Für den amerikanischen Energie- und Klima-Experten David Roberts ist der Preiszerfall nicht in erster Linie eine Folge des Coronavirus, sondern hängt mit Fracking zusammen. Diese umweltbelastende Fördermethode für Öl und Ergas habe eine Überproduktion zur Folge die zu einer «Angebotsschwemme, niedrigen Preisen und einem sich anhäufenden Lagerüberschuss» führe. Ausserdem seien auch die milden Winter in den USA und Europa in den vergangenen Jahren für die Ölkrise dafür verantwortlich.

Corona legt Mängel von Wirtschaft und Gesellschaft offen

Klimaschützer fordern weltweit seit Jahren, die Erdöl- und Gasindustrie zu verstaatlichen, damit einerseits die Energieversorgung für die USA und Europa gedeckt werden und die CO2-Emissionen mit Blick auf eine Nullemissions-Wirtschaft gesenkt werden kann.

Die Coronakrise legt ein Mangel des aktuellen Wirtschaftssystems nach dem anderen offen. Die Verletzlichkeit des Gesundheitswesens, die fragilen globalen Lieferketten und nun auch die grundlegenden Schwächen der Öl-Industrie. «Im besten Fall können politische Entscheidungsträger (in den USA) den Übergang zu sauberer Energie ein wenig verlangsamen. Sie können ihn aber nicht aufhalten», schreibt Roberts.

Sobald das Schlimmste der Krise überwunden und das Virus mit einem Impfstoff einigermassen unter Kontrolle ist, dürfte es zu einem Rebound-Effekt kommen, bei dem die jetzt durch den globalen Lockdown eingesparten CO2-Emissionen anschliessend wieder aufgeholt und sogar noch übertroffen werden könnten.
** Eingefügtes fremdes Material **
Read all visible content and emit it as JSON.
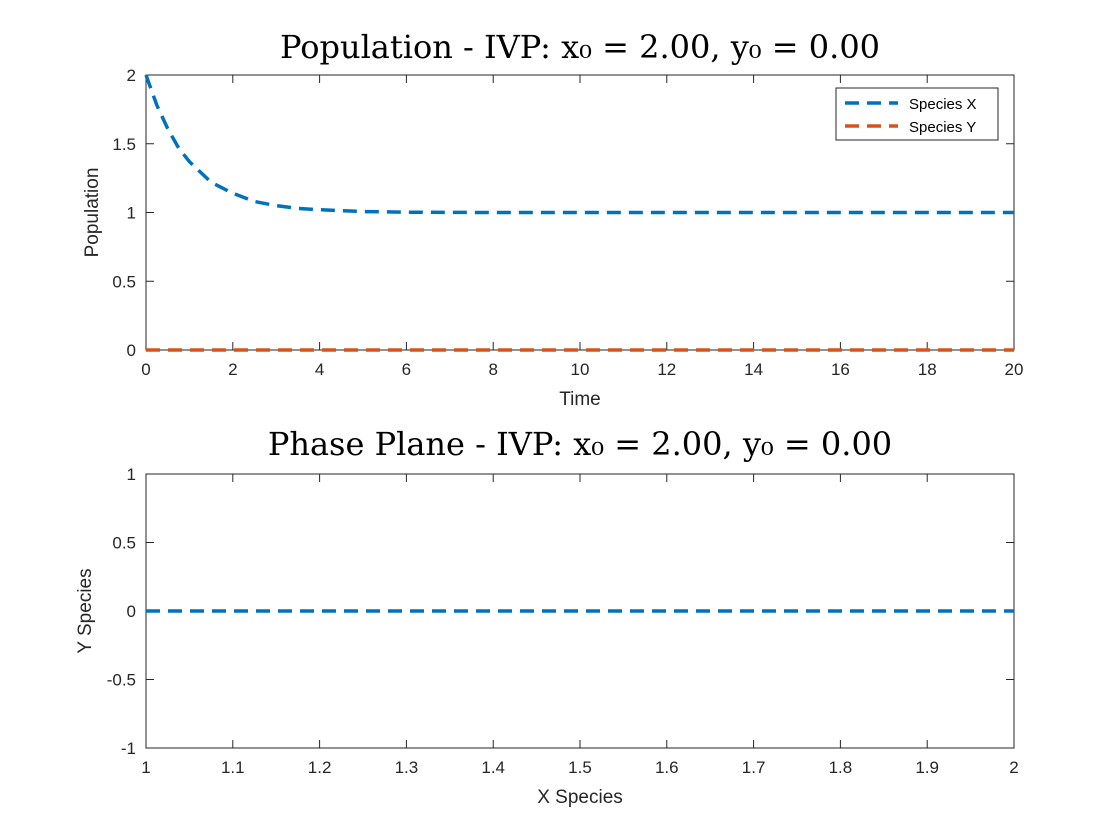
{
  "chart_data": [
    {
      "type": "line",
      "title": "Population - IVP: x₀ = 2.00, y₀ = 0.00",
      "xlabel": "Time",
      "ylabel": "Population",
      "xlim": [
        0,
        20
      ],
      "ylim": [
        0,
        2
      ],
      "xticks": [
        "0",
        "2",
        "4",
        "6",
        "8",
        "10",
        "12",
        "14",
        "16",
        "18",
        "20"
      ],
      "yticks": [
        "0",
        "0.5",
        "1",
        "1.5",
        "2"
      ],
      "grid": false,
      "legend": "top-right",
      "series": [
        {
          "name": "Species X",
          "color": "#0072BD",
          "style": "dashed",
          "x": [
            0,
            0.25,
            0.5,
            0.75,
            1,
            1.5,
            2,
            2.5,
            3,
            3.5,
            4,
            5,
            6,
            8,
            10,
            12,
            14,
            16,
            18,
            20
          ],
          "y": [
            2.0,
            1.78,
            1.61,
            1.47,
            1.37,
            1.22,
            1.14,
            1.08,
            1.05,
            1.03,
            1.02,
            1.007,
            1.002,
            1.0,
            1.0,
            1.0,
            1.0,
            1.0,
            1.0,
            1.0
          ]
        },
        {
          "name": "Species Y",
          "color": "#D95319",
          "style": "dashed",
          "x": [
            0,
            20
          ],
          "y": [
            0,
            0
          ]
        }
      ]
    },
    {
      "type": "line",
      "title": "Phase Plane - IVP: x₀ = 2.00, y₀ = 0.00",
      "xlabel": "X Species",
      "ylabel": "Y Species",
      "xlim": [
        1,
        2
      ],
      "ylim": [
        -1,
        1
      ],
      "xticks": [
        "1",
        "1.1",
        "1.2",
        "1.3",
        "1.4",
        "1.5",
        "1.6",
        "1.7",
        "1.8",
        "1.9",
        "2"
      ],
      "yticks": [
        "-1",
        "-0.5",
        "0",
        "0.5",
        "1"
      ],
      "grid": false,
      "series": [
        {
          "color": "#0072BD",
          "style": "dashed",
          "x": [
            1,
            2
          ],
          "y": [
            0,
            0
          ]
        }
      ]
    }
  ]
}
Gerade deshalb ist es wichtig, jetzt bereits die nötigen Massnahmen hin zu einer Postcarbon-Wirtschaft politisch und gesellschaftlich vorzubereiten. Solange Trump Präsident ist, kann von den USA hinsichtlich einer nachhaltigeren Umwelt nicht viel – eigentlich gar nichts – erwartet werden. Umso wichtiger ist es, dass die EU und die Schweiz die Führungsrolle übernehmen und auch Staaten auf dem afrikanischen und südamerikanischen Kontinent sowie China mit ins Boot holen.

Der Weg in eine Nullemissions-Gesellschaft war noch nie so nahe und realistisch wie jetzt während der Coronapandemie.